Shigeru Ishiba, the director general of the Defense Agency, said late Wednesday the truck bombing had shown Japan's planned humanitarian mission would carry real dangers.
He said this month's planned reconnaissance mission for the deployment -- the first time since World War II that Japanese troops would arrive in an active war zone -- would probably be delayed.
"It will take considerable time to restore security there under this situation," Ishiba told reporters, responding to Tuesday's attack which left 24 people dead including UN envoy to Iraq, Sergio Vieira de Mello.
"It may be possible this year, but it may be difficult [to do so] within the year," Ishiba said, responding to questions about the planned mission.
The deployment of an expected 1,000 Japanese troops had been widely expected to take place as early as November. The reconnaissance mission had been expected to start this month.
"If you look at the current situation, common sense says we cannot send them right away," Ishiba said.
"Even the United Nations, which only provided humanitarian aid and did not use force, has been targeted for attack.
"We now understand it no longer stands that if Japan's Self-Defense Forces (SDF) provide humanitarian aid then they will be safe," he said.
Japan's parliament enacted a law in July endorsing the deployment of SDF to Iraq to provide humanitarian aid and rearguard medical and supply assistance to security forces.
The mass-circulation Asahi newspaper said Japan's scenario for taking a leading role in humanitarian assistance to rebuild Iraq was being derailed as a result of the blast.
The paper said Wednesday that the bombing had sent shockwaves through the government and that there was a growing view within the government that any troop deployment would be put off until next year.
Kiyohiko Koike, who headed the defense agency's Education and Training Bureau in the early 1990s, said the deployment of Japanese troops in Iraq would now violate the pacifist constitution.

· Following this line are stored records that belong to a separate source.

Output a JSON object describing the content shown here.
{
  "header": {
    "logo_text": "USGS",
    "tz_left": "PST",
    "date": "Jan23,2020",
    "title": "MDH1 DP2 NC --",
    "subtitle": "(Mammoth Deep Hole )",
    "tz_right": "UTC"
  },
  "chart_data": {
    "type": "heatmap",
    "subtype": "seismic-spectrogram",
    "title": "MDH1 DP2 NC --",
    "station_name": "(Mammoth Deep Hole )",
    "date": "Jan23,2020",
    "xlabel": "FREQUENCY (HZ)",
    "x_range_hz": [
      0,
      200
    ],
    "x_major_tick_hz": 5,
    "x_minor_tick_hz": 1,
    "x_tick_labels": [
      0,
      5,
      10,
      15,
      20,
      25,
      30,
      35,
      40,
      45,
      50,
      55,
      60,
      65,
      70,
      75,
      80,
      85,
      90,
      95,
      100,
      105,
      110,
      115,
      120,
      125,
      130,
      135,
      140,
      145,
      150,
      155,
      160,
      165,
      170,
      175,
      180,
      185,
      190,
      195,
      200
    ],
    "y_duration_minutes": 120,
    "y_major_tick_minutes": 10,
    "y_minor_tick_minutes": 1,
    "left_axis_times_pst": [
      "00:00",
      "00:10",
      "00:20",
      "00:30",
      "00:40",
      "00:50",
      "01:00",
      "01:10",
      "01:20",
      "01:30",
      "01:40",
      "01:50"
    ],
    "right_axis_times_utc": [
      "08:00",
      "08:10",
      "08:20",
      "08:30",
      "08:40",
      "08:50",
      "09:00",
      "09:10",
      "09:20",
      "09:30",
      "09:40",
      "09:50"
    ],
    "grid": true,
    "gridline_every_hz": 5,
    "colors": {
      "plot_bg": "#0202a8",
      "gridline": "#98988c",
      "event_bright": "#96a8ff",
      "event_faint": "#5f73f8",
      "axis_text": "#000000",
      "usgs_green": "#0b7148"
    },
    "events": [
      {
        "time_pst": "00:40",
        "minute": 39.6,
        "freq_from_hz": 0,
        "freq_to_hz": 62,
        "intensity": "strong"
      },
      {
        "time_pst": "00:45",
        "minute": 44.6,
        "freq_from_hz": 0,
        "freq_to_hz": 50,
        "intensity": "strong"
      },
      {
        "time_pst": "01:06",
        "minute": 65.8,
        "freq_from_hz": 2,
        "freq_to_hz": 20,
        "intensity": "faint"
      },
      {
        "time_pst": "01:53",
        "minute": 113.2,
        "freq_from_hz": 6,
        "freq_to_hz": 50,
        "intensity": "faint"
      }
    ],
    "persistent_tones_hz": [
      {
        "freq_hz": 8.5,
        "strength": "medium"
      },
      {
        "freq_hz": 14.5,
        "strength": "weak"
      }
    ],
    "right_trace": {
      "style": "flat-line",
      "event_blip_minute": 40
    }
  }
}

Koike said Japan "now stands at the crossroads" of whether to take a stronger military profile or stick to its pacifist path. He warned that Japan would lose its reputation as a nation that opposes war if it sent troops to Iraq.
"I worked in the defense agency for more than three decades ... and I know no SDF personnel want to go to Iraq where fighting is still continuing," he told reporters.
The government previously said Japanese troops would be out of harm's way as they would only work in non-combat areas.
Koike argued the government defined "combat activity" too narrowly as conflicts between countries or quasi-countries.
"Under this definition, guerrilla wars are not considered combat activity," he said.